I don't agree that we need to start preparing the public at this stage. I think it's way too early to start securing premises and stocking up on supplies. My point about surviving a 30% cut was aimed at the fact that many services can be maintained with such a cut in staff. Of course the impact on families and communities is devastating. But such figures are no more than planning assumptions. With good preparations the number of casualties can be minimised.

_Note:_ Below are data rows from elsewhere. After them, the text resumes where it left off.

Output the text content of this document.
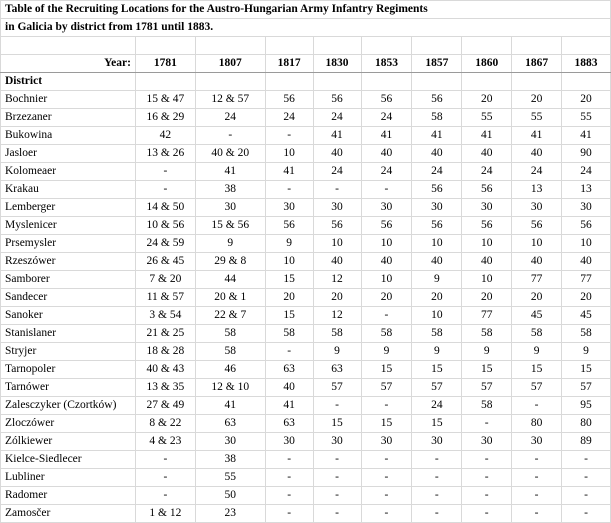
Table of the Recruiting Locations for the Austro-Hungarian Army Infantry Regiments									
in Galicia by district from 1781 until 1883.									

Year:	1781	1807	1817	1830	1853	1857	1860	1867	1883
District									
Bochnier	15 & 47	12 & 57	56	56	56	56	20	20	20
Brzezaner	16 & 29	24	24	24	24	58	55	55	55
Bukowina	42	-	-	41	41	41	41	41	41
Jasloer	13 & 26	40 & 20	10	40	40	40	40	40	90
Kolomeaer	-	41	41	24	24	24	24	24	24
Krakau	-	38	-	-	-	56	56	13	13
Lemberger	14 & 50	30	30	30	30	30	30	30	30
Myslenicer	10 & 56	15 & 56	56	56	56	56	56	56	56
Prsemysler	24 & 59	9	9	10	10	10	10	10	10
Rzeszówer	26 & 45	29 & 8	10	40	40	40	40	40	40
Samborer	7 & 20	44	15	12	10	9	10	77	77
Sandecer	11 & 57	20 & 1	20	20	20	20	20	20	20
Sanoker	3 & 54	22 & 7	15	12	-	10	77	45	45
Stanislaner	21 & 25	58	58	58	58	58	58	58	58
Stryjer	18 & 28	58	-	9	9	9	9	9	9
Tarnopoler	40 & 43	46	63	63	15	15	15	15	15
Tarnówer	13 & 35	12 & 10	40	57	57	57	57	57	57
Zalesczyker (Czortków)	27 & 49	41	41	-	-	24	58	-	95
Zloczówer	8 & 22	63	63	15	15	15	-	80	80
Zólkiewer	4 & 23	30	30	30	30	30	30	30	89
Kielce-Siedlecer	-	38	-	-	-	-	-	-	-
Lubliner	-	55	-	-	-	-	-	-	-
Radomer	-	50	-	-	-	-	-	-	-
Zamosčer	1 & 12	23	-	-	-	-	-	-	-
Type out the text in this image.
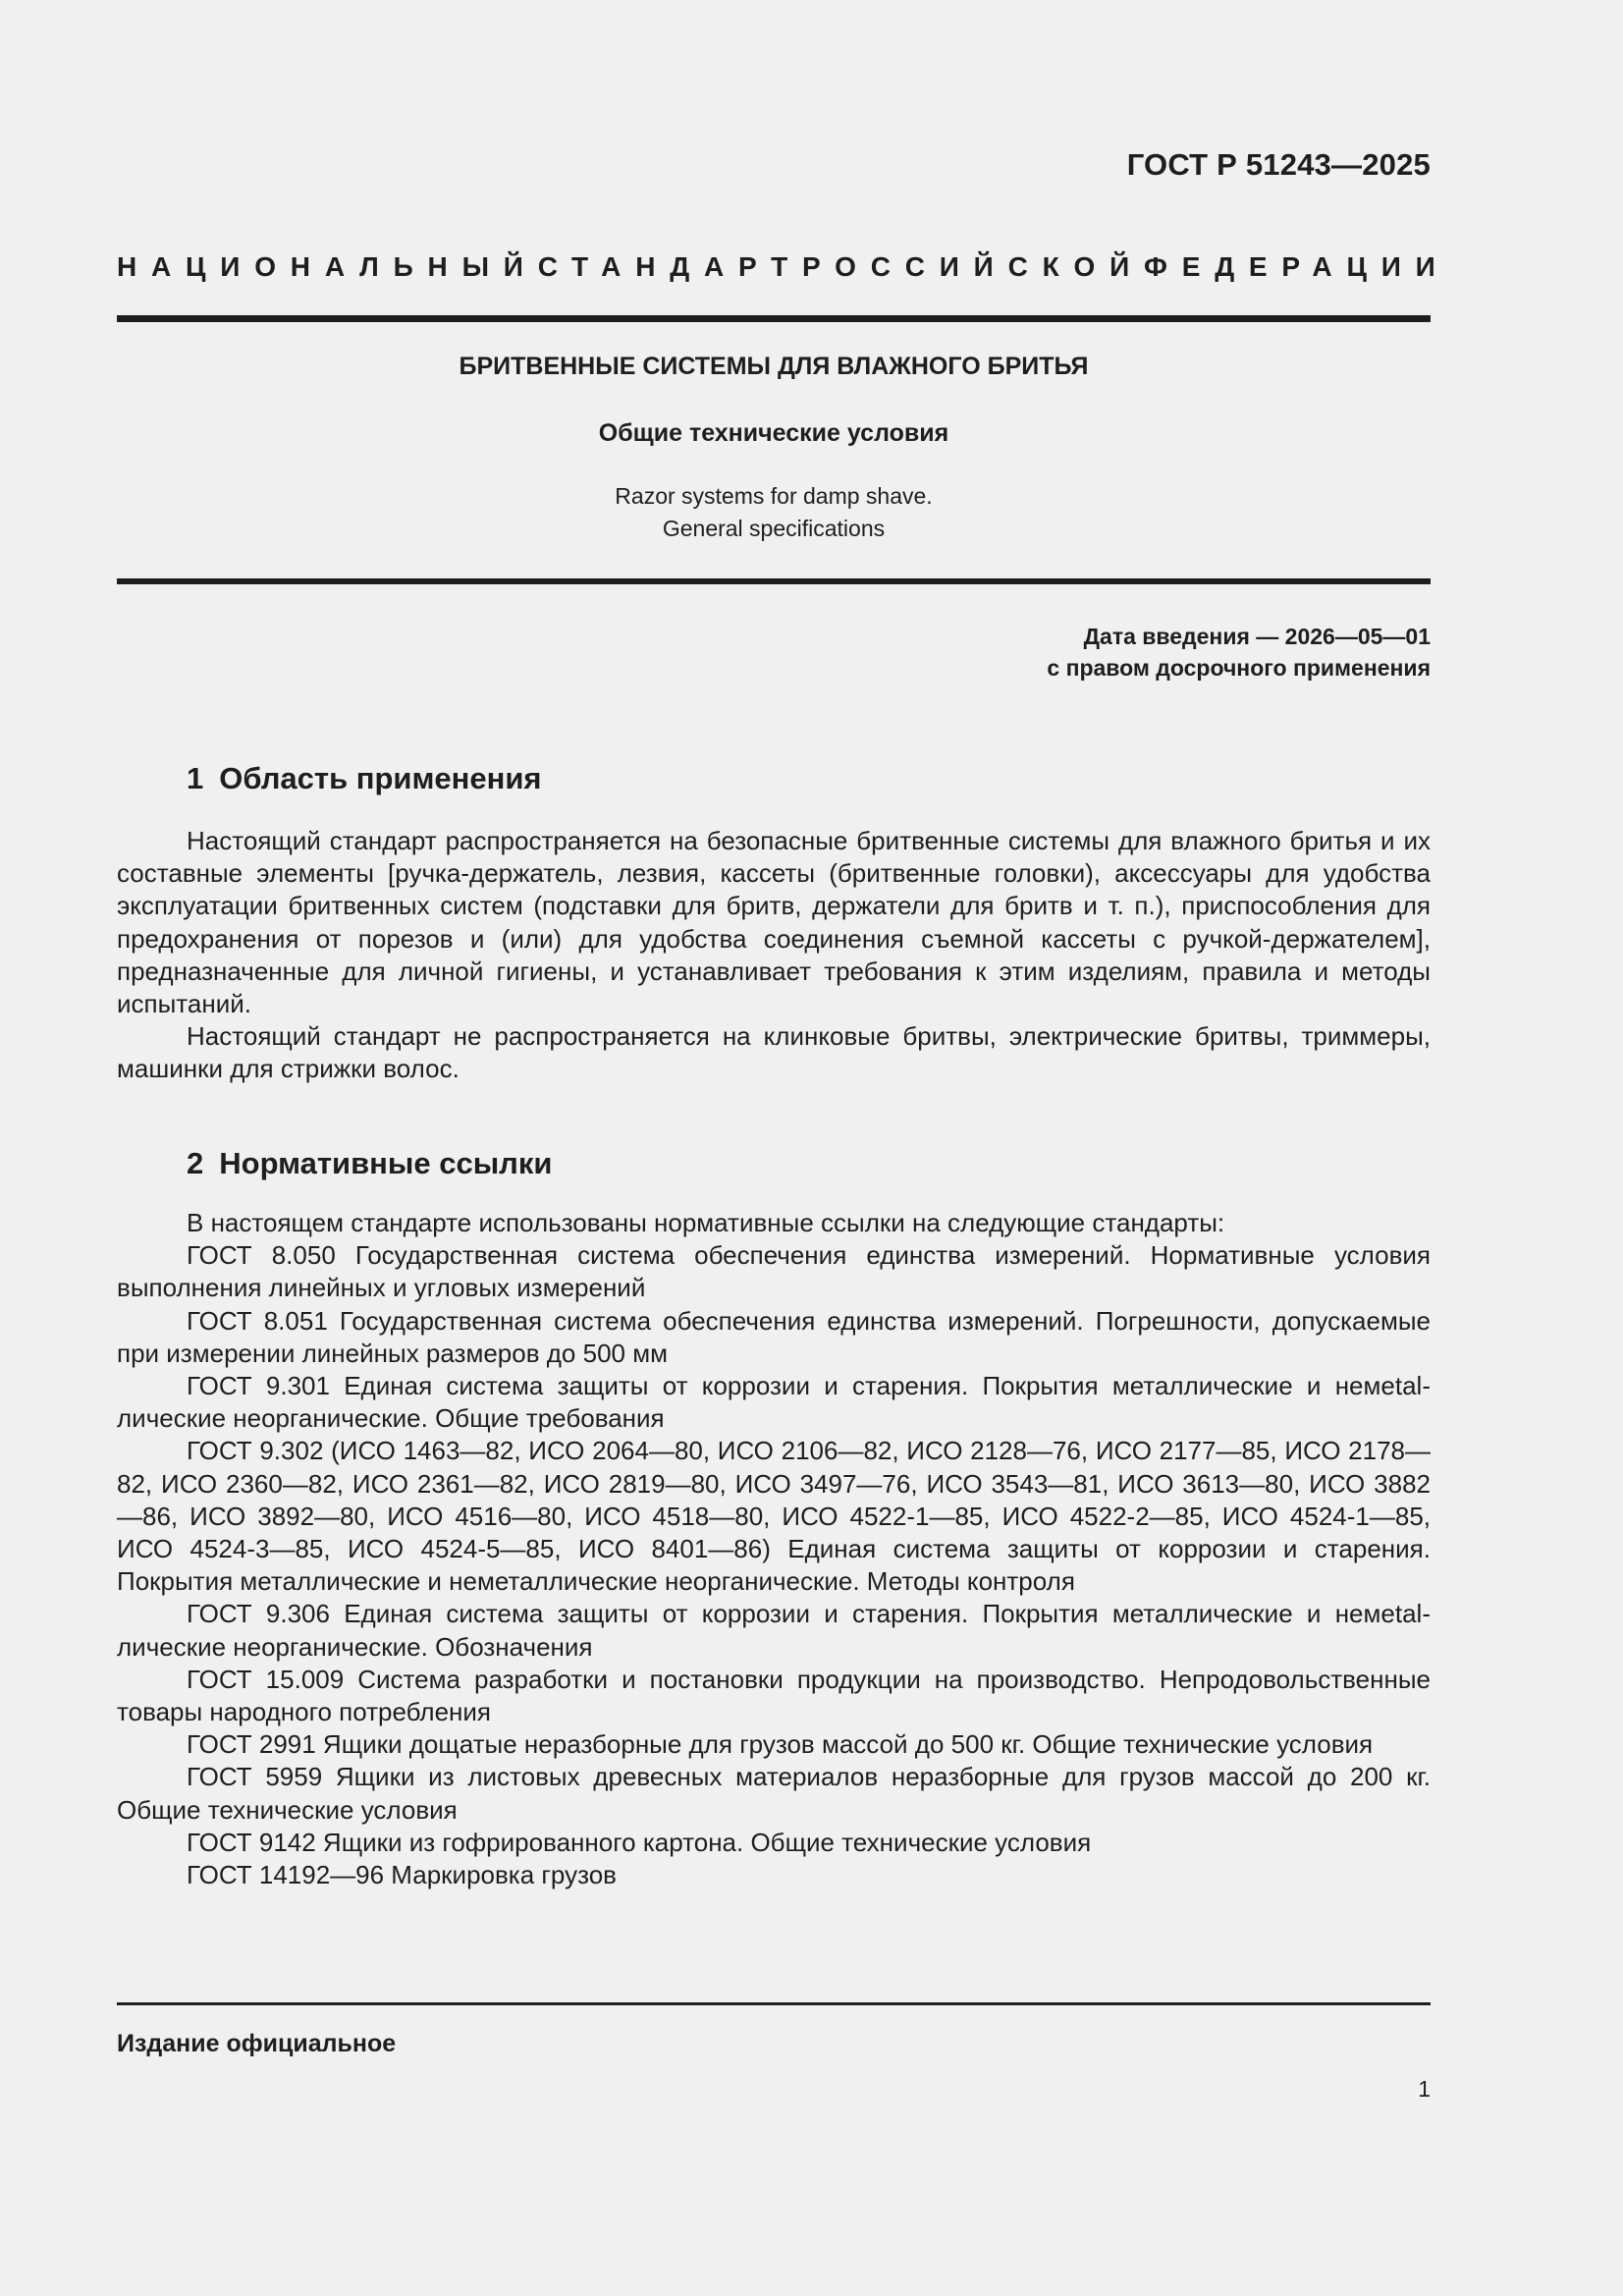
ГОСТ Р 51243—2025
НАЦИОНАЛЬНЫЙ СТАНДАРТ РОССИЙСКОЙ ФЕДЕРАЦИИ
БРИТВЕННЫЕ СИСТЕМЫ ДЛЯ ВЛАЖНОГО БРИТЬЯ
Общие технические условия
Razor systems for damp shave.
General specifications
Дата введения — 2026—05—01
с правом досрочного применения
1 Область применения

Настоящий стандарт распространяется на безопасные бритвенные системы для влажного бритья и их составные элементы [ручка-держатель, лезвия, кассеты (бритвенные головки), аксессуары для удобства эксплуатации бритвенных систем (подставки для бритв, держатели для бритв и т. п.), приспособления для предохранения от порезов и (или) для удобства соединения съемной кассеты с ручкой-держателем], предназначенные для личной гигиены, и устанавливает требования к этим изделиям, правила и методы испытаний.

Настоящий стандарт не распространяется на клинковые бритвы, электрические бритвы, триммеры, машинки для стрижки волос.

2 Нормативные ссылки

В настоящем стандарте использованы нормативные ссылки на следующие стандарты:

ГОСТ 8.050 Государственная система обеспечения единства измерений. Нормативные условия выполнения линейных и угловых измерений

ГОСТ 8.051 Государственная система обеспечения единства измерений. Погрешности, допускаемые при измерении линейных размеров до 500 мм

ГОСТ 9.301 Единая система защиты от коррозии и старения. Покрытия металлические и немetalлические неорганические. Общие требования

ГОСТ 9.302 (ИСО 1463—82, ИСО 2064—80, ИСО 2106—82, ИСО 2128—76, ИСО 2177—85, ИСО 2178—82, ИСО 2360—82, ИСО 2361—82, ИСО 2819—80, ИСО 3497—76, ИСО 3543—81, ИСО 3613—80, ИСО 3882—86, ИСО 3892—80, ИСО 4516—80, ИСО 4518—80, ИСО 4522-1—85, ИСО 4522-2—85, ИСО 4524-1—85, ИСО 4524-3—85, ИСО 4524-5—85, ИСО 8401—86) Единая система защиты от коррозии и старения. Покрытия металлические и неметаллические неорганические. Методы контроля

ГОСТ 9.306 Единая система защиты от коррозии и старения. Покрытия металлические и немetalлические неорганические. Обозначения

ГОСТ 15.009 Система разработки и постановки продукции на производство. Непродовольственные товары народного потребления

ГОСТ 2991 Ящики дощатые неразборные для грузов массой до 500 кг. Общие технические условия

ГОСТ 5959 Ящики из листовых древесных материалов неразборные для грузов массой до 200 кг. Общие технические условия

ГОСТ 9142 Ящики из гофрированного картона. Общие технические условия

ГОСТ 14192—96 Маркировка грузов

Издание официальное
1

Thanks for your reply. I agree whole-heartedly that simply shrugging in the face of what may be an extraordinary disaster is unacceptable for an organisation. There is no substitute for sound, flexible planning.

I've enjoyed this conversation, so thanks again. Incidentally my father was the lead manager for Y2K contingency planning for the national oil company of the country where I grew up, so this topic has some personal relevance to me. He showed me around his office once day, with this giant whiteboard divided into three columns (green, yellow, red) and explained what each item was.

He had a funny story about how, even though all the objectives had been achieved, one component was unresolved the week before the Y2K boundary. Apparently the company doctor had a habit of unplugging his computer and locking it in a cupboard overnight, and had up to now refused to install the necessary software updates to make this machine Y2K compliant. My father had to get the company to threaten the man's cupboard with an axe to compel him to release the computer.